Mariene piloten namen snel het nieuwe vliegtuig in gebruik, omdat de snelheid en kracht ervan een doorslaggevend voordeel gaven ten opzichte van de Japanse A6M Zero. Beroemd gemaakt door piloten zoals majoor Gregory "Pappy" Boyington (VMF-214), begon de F4U al snel indrukwekkende doden tegen de Japanners te verzamelen. De jager was grotendeels beperkt tot de mariniers tot september 1943, toen de marine het in grotere aantallen begon te vliegen. Pas in april 1944 was de F4U volledig gecertificeerd voor carrieractiviteiten. Terwijl geallieerde troepen door de Stille Oceaan drongen, voegde de Corsair zich bij de Hellcat bij het beschermen van Amerikaanse schepen tegen kamikaze-aanvallen.

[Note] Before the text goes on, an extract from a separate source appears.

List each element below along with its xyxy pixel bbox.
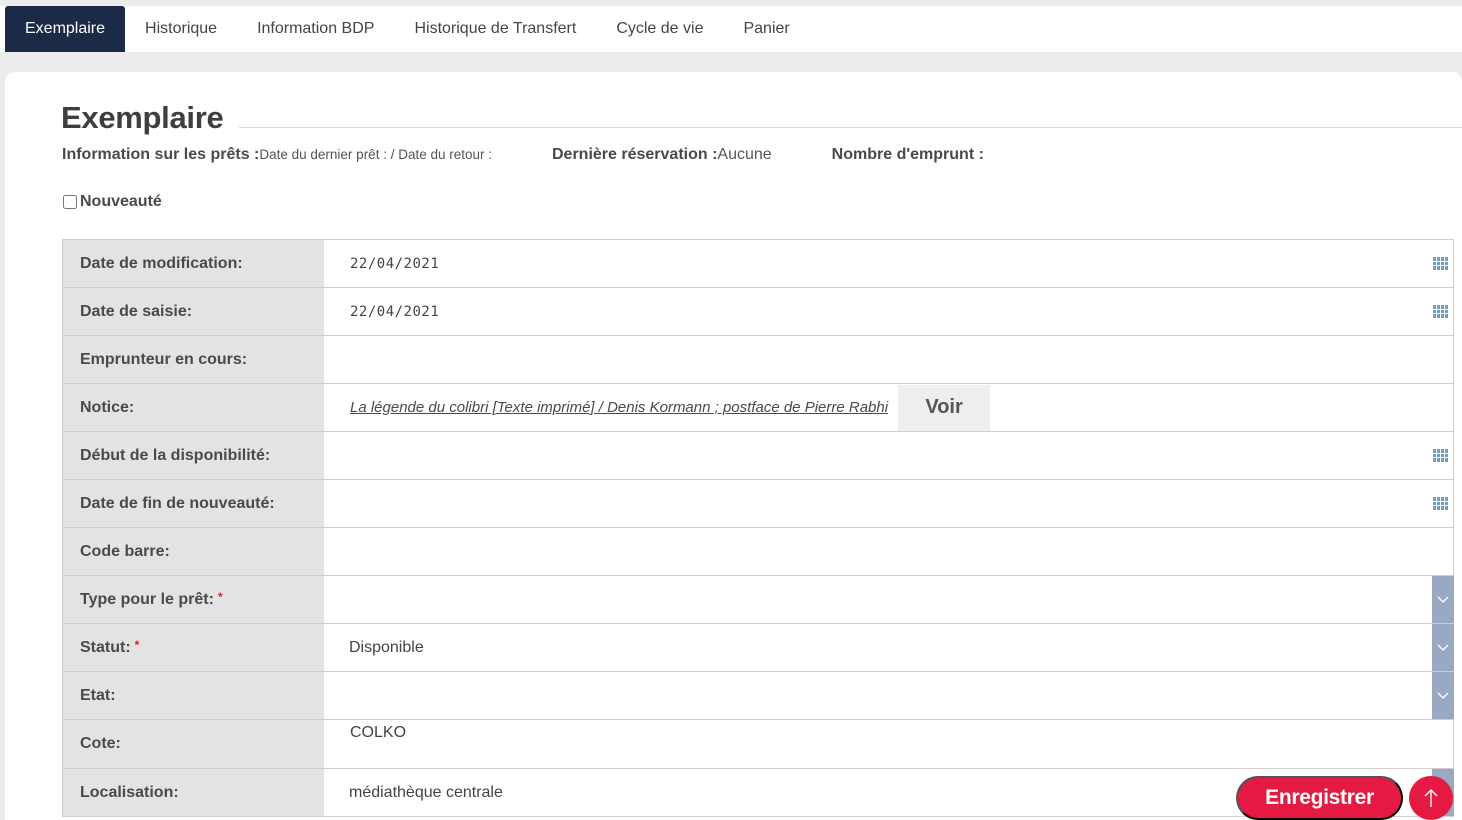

F4U Corsair valt Japanse gronddoelen aan op Okinawa, 1945. National Archives and Records AdministrationNaast dienst als jachtvliegtuig, zag de F4U uitgebreid gebruik als jachtbommenwerper die essentiële grondsteun aan geallieerde troepen bood. In staat om bommen, raketten en glijbommen te dragen, verdiende de Corsair de naam "Whistling Death" van de Japanners vanwege het geluid dat hij maakte bij het duiken naar gronddoelen. Tegen het einde van de oorlog werden Corsairs gecrediteerd met 2.140 Japanse vliegtuigen tegen verliezen van 189 F4U's voor een indrukwekkende kill-ratio van 11: 1. Tijdens het conflict vlogen F4U's 64.051 sorties waarvan slechts 15% van luchtvaartmaatschappijen. Het vliegtuig zag ook dienst met andere geallieerde luchtwapens.
Na de oorlog vastgehouden, keerde de Corsair terug naar de strijd in 1950, met het uitbreken van gevechten in Korea. In de begindagen van het conflict nam de Corsair Noord-Koreaanse Yak-9-jagers in dienst, maar met de introductie van de jet-aangedreven MiG-15 werd de F4U verplaatst naar een puur grond ondersteunende rol. Gevlogen gedurende de oorlog, werden speciaal voor dit doel gebouwde AU-1 Corsairs gebouwd voor gebruik door de mariniers. Na de Koreaanse oorlog is de Corsair enkele jaren in dienst gebleven bij andere landen. De laatst bekende gevechtsmissies gevlogen door het vliegtuig waren tijdens de voetbaloorlog El Salvador-Honduras in 1969.